The SERPENTINE consortium observed directly the first 100 shock waves of Solar Cycle 25

Interplanetary (IP) shock waves are efficient “natural particle accelerators” and fundamental constituents of the heliosphere, where they propagate due to solar activity phenomena such as Coronal Mass Ejections (CMEs).

The SERPENTINE consortium is exploiting the observational window provided by the novel missions to study IP shocks in the inner heliosphere as we approach solar maximum. Part of the effort is to build a catalog of in-situ shocks, where such transient events are identified and fully characterized. To this end, a semi-automated pipeline has been developed by the consortium, where shocks are identified within in-situ measurements time series. The shock parameters and features are then computed. Such a catalogue is particularly novel for the Solar Orbiter mission, yielding measurements with unprecedented levels of time-energy resolution at low heliocentric distances.

Figure 1: Solar Orbiter trajectory (black line) from April 2020 to January 2024, in a frame of reference where the Sun and Earth are fixed (yellow and blue dot, respectively). Red dots along the trajectory represent shock candidates in the SERPENTINE Solar Orbiter shock catalogue.

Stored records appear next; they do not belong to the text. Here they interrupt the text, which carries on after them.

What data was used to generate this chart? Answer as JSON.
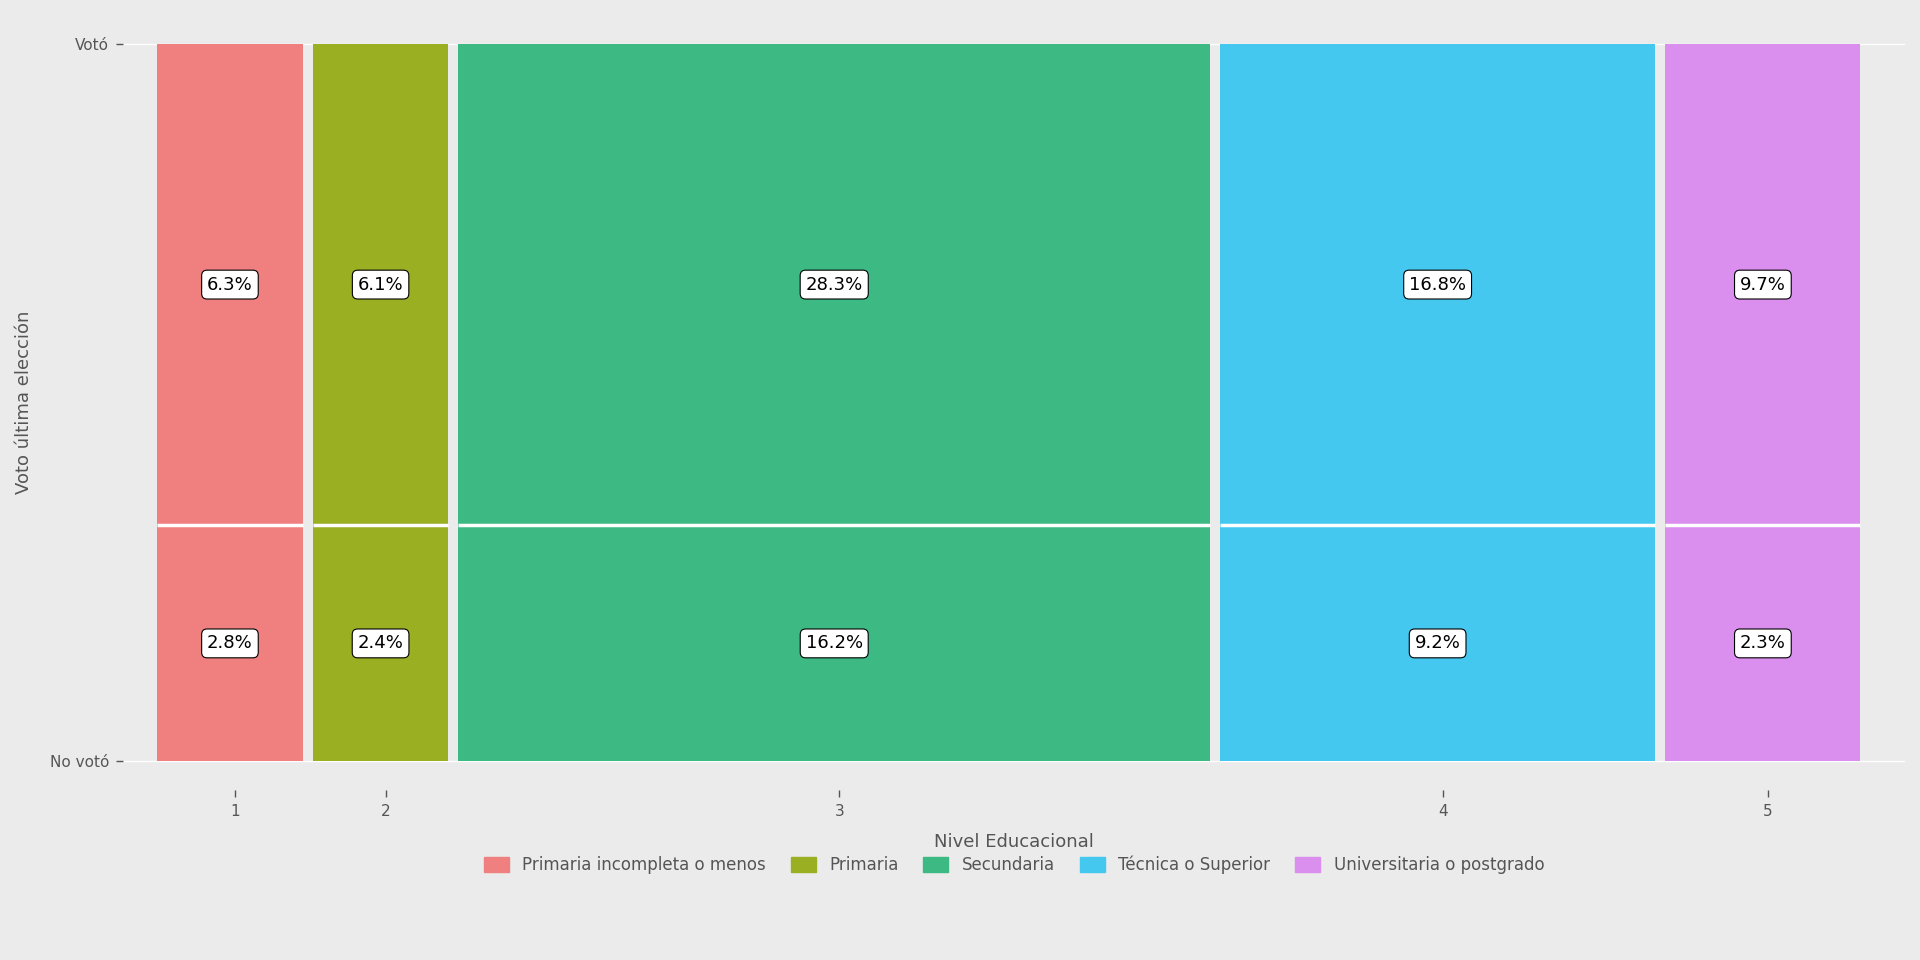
{
  "xlabel": "Nivel Educacional",
  "ylabel": "Voto última elección",
  "categories": [
    1,
    2,
    3,
    4,
    5
  ],
  "voted": [
    6.3,
    6.1,
    28.3,
    16.8,
    9.7
  ],
  "not_voted": [
    2.8,
    2.4,
    16.2,
    9.2,
    2.3
  ],
  "colors": [
    "#F08080",
    "#9aaf22",
    "#3dba84",
    "#45c8f0",
    "#da8fef"
  ],
  "legend_labels": [
    "Primaria incompleta o menos",
    "Primaria",
    "Secundaria",
    "Técnica o Superior",
    "Universitaria o postgrado"
  ],
  "ytick_labels": [
    "No votó",
    "Votó"
  ],
  "background_color": "#EBEBEB",
  "panel_background": "#EBEBEB",
  "grid_color": "white",
  "text_color": "#555555",
  "label_fontsize": 13,
  "tick_fontsize": 11,
  "legend_fontsize": 12
}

The Solar Orbiter shock catalogue recently reached 100 shock candidates from 2020 to 2023 (see Figure 1 for a graphical representation), a dataset with large potential for discovery, as we are observing IP shocks at different heliocentric distances and in a very wide variety of regimes. For instance, preliminary analyses have shown that the local solar wind disturbances encountered by IP shock through their journey in the heliosphere strongly affect particle acceleration in the suprathermal (~ tens of keV) energy range, while the behavior of higher energy particles is less sensitive to such local irregularities.